Eakinomics: The
Intersection of Health Policy and Economic Policy
It has been my experience that a lot of people believe that health and
health policy are “different” from other policy areas, and thus are either
immune to, or should be exempt from, the lessons of economic policy. I will
grant that the primary objective of health care, sustaining life itself, is
a bit more emotional and morally compelling than buying Twizzlers (well,
morally compelling anyway). But with nearly 20 percent of the economy
devoted to health care, it is dangerous to exempt it from the same
objectives of innovation, productivity growth, and price competition.

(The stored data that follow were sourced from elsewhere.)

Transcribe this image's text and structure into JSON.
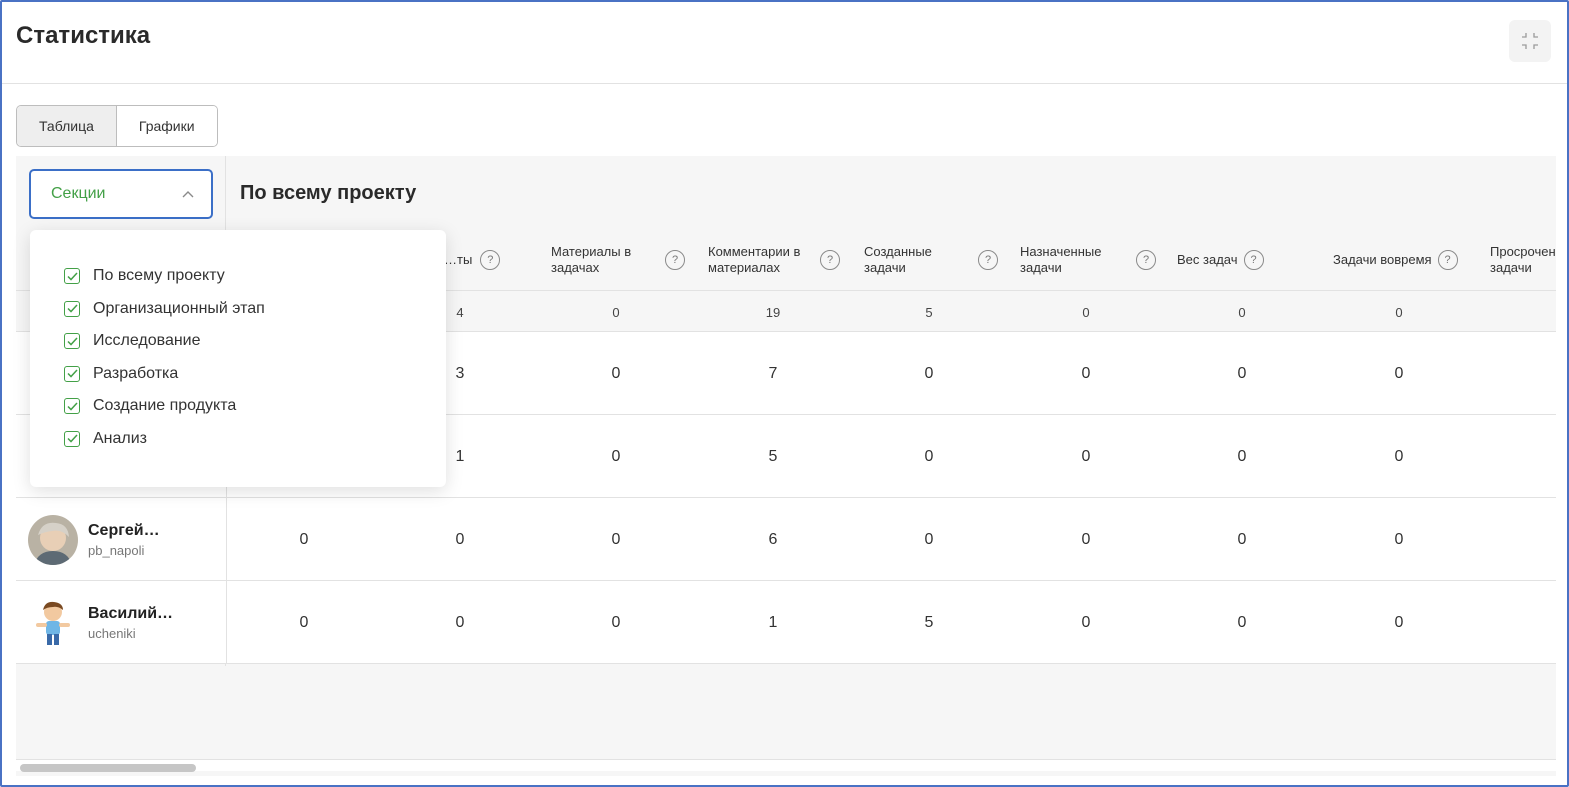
{
  "header": {
    "title": "Статистика"
  },
  "view_toggle": {
    "table_label": "Таблица",
    "charts_label": "Графики"
  },
  "section_select": {
    "label": "Секции"
  },
  "section_title": "По всему проекту",
  "dropdown": {
    "items": [
      {
        "label": "По всему проекту",
        "checked": true
      },
      {
        "label": "Организационный этап",
        "checked": true
      },
      {
        "label": "Исследование",
        "checked": true
      },
      {
        "label": "Разработка",
        "checked": true
      },
      {
        "label": "Создание продукта",
        "checked": true
      },
      {
        "label": "Анализ",
        "checked": true
      }
    ]
  },
  "columns": [
    {
      "label": "…ты"
    },
    {
      "label": "Материалы в задачах"
    },
    {
      "label": "Комментарии в материалах"
    },
    {
      "label": "Созданные задачи"
    },
    {
      "label": "Назначенные задачи"
    },
    {
      "label": "Вес задач"
    },
    {
      "label": "Задачи вовремя"
    },
    {
      "label": "Просрочен… задачи"
    }
  ],
  "totals": [
    "4",
    "0",
    "19",
    "5",
    "0",
    "0",
    "0"
  ],
  "rows": [
    {
      "cells": [
        "3",
        "0",
        "7",
        "0",
        "0",
        "0",
        "0"
      ]
    },
    {
      "cells": [
        "1",
        "0",
        "5",
        "0",
        "0",
        "0",
        "0"
      ]
    },
    {
      "name": "Сергей…",
      "login": "pb_napoli",
      "cells": [
        "0",
        "0",
        "0",
        "6",
        "0",
        "0",
        "0",
        "0"
      ]
    },
    {
      "name": "Василий…",
      "login": "ucheniki",
      "cells": [
        "0",
        "0",
        "0",
        "1",
        "5",
        "0",
        "0",
        "0"
      ]
    }
  ],
  "colors": {
    "accent_blue": "#3b6fc7",
    "accent_green": "#43a047"
  },
  "icons": {
    "collapse": "collapse-icon",
    "chevron": "chevron-up-icon",
    "help": "question-icon",
    "check": "check-icon"
  }
}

That is the broad lesson of “Hospital
Markets and the Effects of Consolidation” by AAF’s Tara O’Neill
Hayes and Kate Dixon. (Kate has since left AAF and is a podcast jockey in
Kansas.) The more particular lessons are that the most expensive part of
the nation’s health care bill — hospital care — is getting pricier, mergers
and consolidation are causing concentration to rise, prices are higher in
more concentrated areas, and quality doesn’t improve with concentration.
Let’s take these in turn.
Non-nerds are often surprised that 38.6 percent of personal health care
expenditures was attributable to care provided in hospitals in 2017,
compared to 32 percent for physician services provided outside the hospital
and only 11.3 percent for prescription drugs. Hospitals accounted
overall for roughly $1.1 trillion in spending that year. Despite this fact,
prescription drug prices get way more attention, presumably because only 3
percent of hospital costs are paid by patients out-of-pocket (OOP). In
contrast, OOP spending accounts for nearly 5 times as much (14 percent) of
drug spending. It is time to give hospital costs and quality comparable
policy attention.
The second key fact is that hospital mergers are rising. According to Hayes
and Dixon, “Between 1998 and 2018, there were 1,667 hospital mergers, but
the frequency has increased in the past decade: 66 percent of those mergers
occurred in 2006 or later. Further, roughly half of these mergers were
between hospitals in the same market, hindering competition. Between
2013 and 2017, the number of hospitals that were part of a hospital system
increased 5 percent.” It is time to rethink health policies from the
perspective of whether they are incentivizing concentration.
The increasing concentration has implications for the quality of
competition. The Health Care Cost Institute has done detailed work on
hospital market concentration. Its recent Healthy
Marketplace Index found that 72 percent of metropolitan
areas had highly concentrated hospital markets in 2016. It is not
surprising that prices are often higher, and sometimes profits too, in more
concentrated areas. But not always. “One study found that high prices may
simply reflect a more expensive (less efficient) cost structure: High-price
hospitals had operating margins (which measures revenue in excess of
daily expenses and is considered to be a measure of a business’s
efficiency) of negative 2.8 percent, while low-price hospitals had
operating margins of positive 1.5 percent.”
But perhaps the most depressing finding (Hayes specializes in depressing
findings) is that “study after study has
failed to document improvements in quality; rather, quality is often worse
in highly concentrated markets even while prices are higher.” One might
have thought the opposite: Consolidation is necessary to better
coordinate care and improve patient outcomes. That was the logic behind the
laws, regulations, and payment structures underneath Accountable Care
Organizations and Patient-Centered Medical Homes.
In short, health policy is not simply cookie-cutter economic policy. But
good health policy will include avoiding economic incentives for mergers,
concentration, higher prices, and reduced quality.